The two sheeted cone is $\{(x,y,z) \in \mathbb R^3 : x^2+y^2-z^2=0\}$.
I would like to use this proposition:
to show that the two sheeted cone is not a regular surface. I know that the point of failure has to be the $(0,0,0)$, but I am not sure how to use this proposition to show this.
Best Answer
Suppose the two sheeted cone $S$ is a regular surface.

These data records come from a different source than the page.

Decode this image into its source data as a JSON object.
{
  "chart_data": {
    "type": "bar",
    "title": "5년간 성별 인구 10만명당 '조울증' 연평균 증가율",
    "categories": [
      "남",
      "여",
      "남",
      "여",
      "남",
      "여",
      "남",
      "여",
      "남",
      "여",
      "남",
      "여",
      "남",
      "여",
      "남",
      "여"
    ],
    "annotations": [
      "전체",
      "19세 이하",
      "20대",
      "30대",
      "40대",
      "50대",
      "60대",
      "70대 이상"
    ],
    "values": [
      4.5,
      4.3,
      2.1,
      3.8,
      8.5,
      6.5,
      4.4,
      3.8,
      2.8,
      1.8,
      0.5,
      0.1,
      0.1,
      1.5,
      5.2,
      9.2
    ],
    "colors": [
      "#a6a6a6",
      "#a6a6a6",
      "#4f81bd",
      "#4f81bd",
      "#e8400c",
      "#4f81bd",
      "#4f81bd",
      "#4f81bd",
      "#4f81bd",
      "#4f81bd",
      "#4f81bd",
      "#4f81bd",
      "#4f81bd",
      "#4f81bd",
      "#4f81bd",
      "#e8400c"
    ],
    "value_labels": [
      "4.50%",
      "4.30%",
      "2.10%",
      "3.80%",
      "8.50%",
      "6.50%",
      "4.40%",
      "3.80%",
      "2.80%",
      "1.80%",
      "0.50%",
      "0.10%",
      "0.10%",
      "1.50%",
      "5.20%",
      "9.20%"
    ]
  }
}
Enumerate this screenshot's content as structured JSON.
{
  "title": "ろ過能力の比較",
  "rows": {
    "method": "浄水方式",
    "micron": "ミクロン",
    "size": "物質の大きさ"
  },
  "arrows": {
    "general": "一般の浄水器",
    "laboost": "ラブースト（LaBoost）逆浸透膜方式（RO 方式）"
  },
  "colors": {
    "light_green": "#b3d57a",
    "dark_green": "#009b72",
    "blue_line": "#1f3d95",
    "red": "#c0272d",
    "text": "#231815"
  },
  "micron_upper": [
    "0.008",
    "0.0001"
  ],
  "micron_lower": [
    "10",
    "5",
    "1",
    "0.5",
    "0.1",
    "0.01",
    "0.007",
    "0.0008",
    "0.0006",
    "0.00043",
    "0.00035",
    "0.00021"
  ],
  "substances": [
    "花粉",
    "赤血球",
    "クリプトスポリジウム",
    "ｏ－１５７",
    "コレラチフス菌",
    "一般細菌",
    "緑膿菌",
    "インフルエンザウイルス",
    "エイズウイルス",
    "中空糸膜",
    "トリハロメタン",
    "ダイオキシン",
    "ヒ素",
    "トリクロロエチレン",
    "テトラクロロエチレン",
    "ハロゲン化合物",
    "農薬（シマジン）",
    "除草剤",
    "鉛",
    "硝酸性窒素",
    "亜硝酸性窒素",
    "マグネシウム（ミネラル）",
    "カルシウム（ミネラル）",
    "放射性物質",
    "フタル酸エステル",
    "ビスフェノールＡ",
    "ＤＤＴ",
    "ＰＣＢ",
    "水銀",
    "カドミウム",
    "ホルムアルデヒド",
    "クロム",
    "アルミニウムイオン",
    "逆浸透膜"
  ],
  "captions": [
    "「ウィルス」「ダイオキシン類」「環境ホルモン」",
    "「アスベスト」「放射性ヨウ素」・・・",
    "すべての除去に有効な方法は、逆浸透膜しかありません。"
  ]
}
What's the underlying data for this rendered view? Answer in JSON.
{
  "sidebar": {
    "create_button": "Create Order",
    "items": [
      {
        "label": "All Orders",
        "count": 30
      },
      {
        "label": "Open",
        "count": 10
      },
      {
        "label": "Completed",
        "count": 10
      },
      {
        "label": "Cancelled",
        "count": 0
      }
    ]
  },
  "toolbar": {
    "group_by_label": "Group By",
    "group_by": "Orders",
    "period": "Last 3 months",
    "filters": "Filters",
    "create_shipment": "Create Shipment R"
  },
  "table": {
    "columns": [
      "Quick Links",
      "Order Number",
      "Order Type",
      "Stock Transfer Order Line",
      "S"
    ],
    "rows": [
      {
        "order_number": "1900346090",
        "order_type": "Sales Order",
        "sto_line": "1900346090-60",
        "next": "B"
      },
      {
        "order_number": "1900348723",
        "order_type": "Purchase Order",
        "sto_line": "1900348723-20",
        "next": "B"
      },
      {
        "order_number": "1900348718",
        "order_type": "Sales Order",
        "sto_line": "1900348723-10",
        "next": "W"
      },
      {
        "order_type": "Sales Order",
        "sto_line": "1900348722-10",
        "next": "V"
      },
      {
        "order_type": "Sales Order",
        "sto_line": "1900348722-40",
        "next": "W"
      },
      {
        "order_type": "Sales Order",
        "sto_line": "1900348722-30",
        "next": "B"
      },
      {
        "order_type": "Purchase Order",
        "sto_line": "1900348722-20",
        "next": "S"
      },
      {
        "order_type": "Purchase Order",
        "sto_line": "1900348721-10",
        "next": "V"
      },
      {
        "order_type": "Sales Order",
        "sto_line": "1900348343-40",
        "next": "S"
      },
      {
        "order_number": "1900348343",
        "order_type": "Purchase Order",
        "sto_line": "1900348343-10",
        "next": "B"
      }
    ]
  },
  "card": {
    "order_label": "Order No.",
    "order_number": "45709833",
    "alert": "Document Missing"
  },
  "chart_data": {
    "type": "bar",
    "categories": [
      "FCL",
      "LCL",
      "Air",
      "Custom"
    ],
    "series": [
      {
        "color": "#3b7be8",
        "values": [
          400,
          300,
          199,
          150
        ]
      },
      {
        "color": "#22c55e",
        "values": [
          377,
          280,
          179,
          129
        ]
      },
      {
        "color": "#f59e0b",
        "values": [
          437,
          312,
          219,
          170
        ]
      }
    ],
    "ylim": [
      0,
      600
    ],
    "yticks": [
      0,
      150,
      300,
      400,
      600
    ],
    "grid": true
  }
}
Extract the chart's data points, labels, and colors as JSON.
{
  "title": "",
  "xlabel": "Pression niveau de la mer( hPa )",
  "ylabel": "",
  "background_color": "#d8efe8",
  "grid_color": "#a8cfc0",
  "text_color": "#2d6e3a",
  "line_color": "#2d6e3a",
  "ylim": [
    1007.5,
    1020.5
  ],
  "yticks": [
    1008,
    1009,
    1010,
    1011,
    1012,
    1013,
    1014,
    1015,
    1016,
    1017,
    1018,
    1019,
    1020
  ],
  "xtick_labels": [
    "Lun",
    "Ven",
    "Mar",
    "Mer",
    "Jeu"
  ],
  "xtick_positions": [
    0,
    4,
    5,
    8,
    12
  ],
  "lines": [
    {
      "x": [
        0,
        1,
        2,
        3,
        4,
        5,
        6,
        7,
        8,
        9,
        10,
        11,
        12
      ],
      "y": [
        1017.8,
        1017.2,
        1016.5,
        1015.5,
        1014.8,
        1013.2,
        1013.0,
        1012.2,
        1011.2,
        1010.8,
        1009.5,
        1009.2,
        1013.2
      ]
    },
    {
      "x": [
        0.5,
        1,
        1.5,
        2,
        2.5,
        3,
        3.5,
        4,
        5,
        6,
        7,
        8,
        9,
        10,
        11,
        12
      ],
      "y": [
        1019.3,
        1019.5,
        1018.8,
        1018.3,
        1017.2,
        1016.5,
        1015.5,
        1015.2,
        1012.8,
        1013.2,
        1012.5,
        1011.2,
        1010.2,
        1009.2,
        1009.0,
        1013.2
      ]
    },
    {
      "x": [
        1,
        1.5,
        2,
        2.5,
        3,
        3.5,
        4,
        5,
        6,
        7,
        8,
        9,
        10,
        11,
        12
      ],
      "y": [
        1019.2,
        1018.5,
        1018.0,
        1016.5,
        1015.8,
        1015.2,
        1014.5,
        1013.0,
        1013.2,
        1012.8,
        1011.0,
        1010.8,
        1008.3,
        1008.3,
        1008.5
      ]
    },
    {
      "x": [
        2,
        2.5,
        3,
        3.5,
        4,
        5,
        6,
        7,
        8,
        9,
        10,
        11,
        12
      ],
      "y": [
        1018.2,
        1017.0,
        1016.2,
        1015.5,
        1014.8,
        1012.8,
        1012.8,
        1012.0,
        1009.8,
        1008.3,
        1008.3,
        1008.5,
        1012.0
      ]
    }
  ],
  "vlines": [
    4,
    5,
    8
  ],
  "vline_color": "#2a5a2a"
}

As you note $p=(0,0,0)\in S$. Let $U\subset S$ be an open neighbourhood of $p$ in $S$ such that $U$ is the graph of a differentiable function of one of the forms $$z=f(x,y),\qquad y=g(x,z),\qquad x=h(y,z).$$ By definition of the topologies on $S$ and $\Bbb{R}^3$ there exists an open ball $B_{\varepsilon}(p)\subset\Bbb{R}^3$, centered at $p$ and with radius $\varepsilon$, such that $V:=B_{\varepsilon}(p)\cap S$ and $V\subset U$. Then $V$ is also the graph of a function as above. Note that $V$ contains a point $(x,y,z)$ with $x\neq0$, $y\neq0$ and $z\neq0$. Then it also contains the points $$(x,y,-z),\qquad (x,-y,z)\qquad\text{ and }\qquad (-x,y,z).$$ But this contradicts the fact that $$z=f(x,y),\qquad y=g(x,z)\qquad\text{ or }\qquad x=h(y,z),$$ respectively. Hence the two sheeted cone is not a regular surface.